All pages bar home have a ‘Recently visited pages’ heading in the left-hand navigation panel. As a visitor moves between pages a hyperlinked five-item list builds up under the heading, with the most-recently visited page added to the top (and the oldest pushed off). This continues to happen for journeys that move into other sections of the site as well as within the current section. The tracker disappears if a visitor leaves the global site for another Pricewaterhouse Coopers site, for example, a country careers page, but should they return it picks them up again at the point at which they left.
The Takeaway
Pricewaterhouse Coopers’ page tracker is essentially a presentational variation on a breadcrumbs trail, the standard ‘Hansel and Gretel’ device that allows visitors to retrace their steps through a website. However, it appears to have eradicated the big stumbling block associated with a breadcrumbs trail, which is that it only works in a particular section of the forest and breaks down if you move into other parts of the wood. Here, you can wander from Industry Sector to Press Room to press release to About Us and be just a click away from doubling back to pick up a path or follow a new fork in the road.

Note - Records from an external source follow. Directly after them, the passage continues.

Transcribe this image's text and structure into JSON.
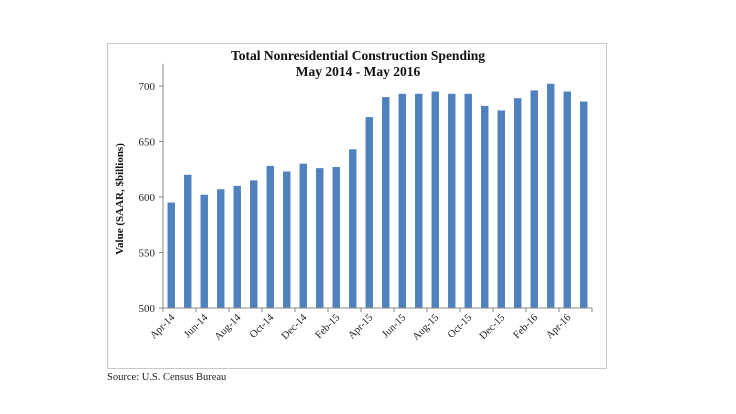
{
  "chart_data": {
    "type": "bar",
    "title": "Total Nonresidential Construction Spending",
    "subtitle": "May 2014 - May 2016",
    "xlabel": "",
    "ylabel": "Value (SAAR, $billions)",
    "ylim": [
      500,
      720
    ],
    "yticks": [
      500,
      550,
      600,
      650,
      700
    ],
    "grid": false,
    "legend": "none",
    "bar_color": "#4F81BD",
    "categories": [
      "Apr-14",
      "May-14",
      "Jun-14",
      "Jul-14",
      "Aug-14",
      "Sep-14",
      "Oct-14",
      "Nov-14",
      "Dec-14",
      "Jan-15",
      "Feb-15",
      "Mar-15",
      "Apr-15",
      "May-15",
      "Jun-15",
      "Jul-15",
      "Aug-15",
      "Sep-15",
      "Oct-15",
      "Nov-15",
      "Dec-15",
      "Jan-16",
      "Feb-16",
      "Mar-16",
      "Apr-16",
      "May-16"
    ],
    "tick_labels": [
      "Apr-14",
      "Jun-14",
      "Aug-14",
      "Oct-14",
      "Dec-14",
      "Feb-15",
      "Apr-15",
      "Jun-15",
      "Aug-15",
      "Oct-15",
      "Dec-15",
      "Feb-16",
      "Apr-16"
    ],
    "values": [
      595,
      620,
      602,
      607,
      610,
      615,
      628,
      623,
      630,
      626,
      627,
      643,
      672,
      690,
      693,
      693,
      695,
      693,
      693,
      682,
      678,
      689,
      696,
      702,
      695,
      686
    ]
  },
  "source": "Source:  U.S. Census Bureau"
}
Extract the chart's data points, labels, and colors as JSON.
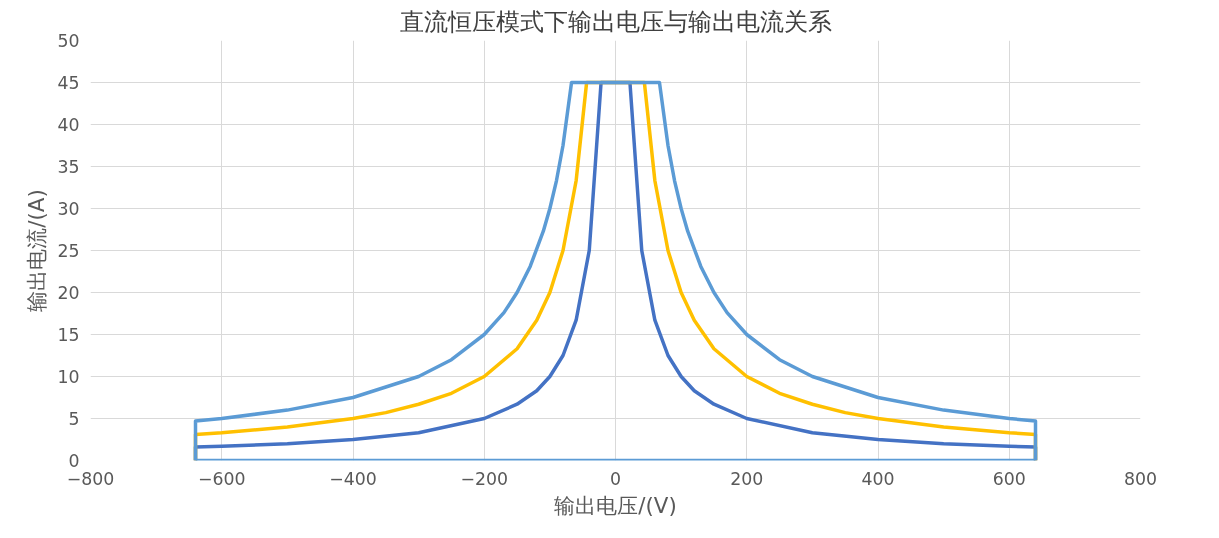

How do they do that? The fact you are picked up again if you return from an off-site trip suggests that the system is adding cookies to your browser to aid recognition. This is confirmed by disabling the browser’s cookies feature, in which case a message appears under the ‘Recently’ heading to say that cookies must be enabled “to activate this functionality”. Conversely, the site’s Privacy statement rightly points out that anyone uncomfortable with this functionality can switch off the cookies option in their browser.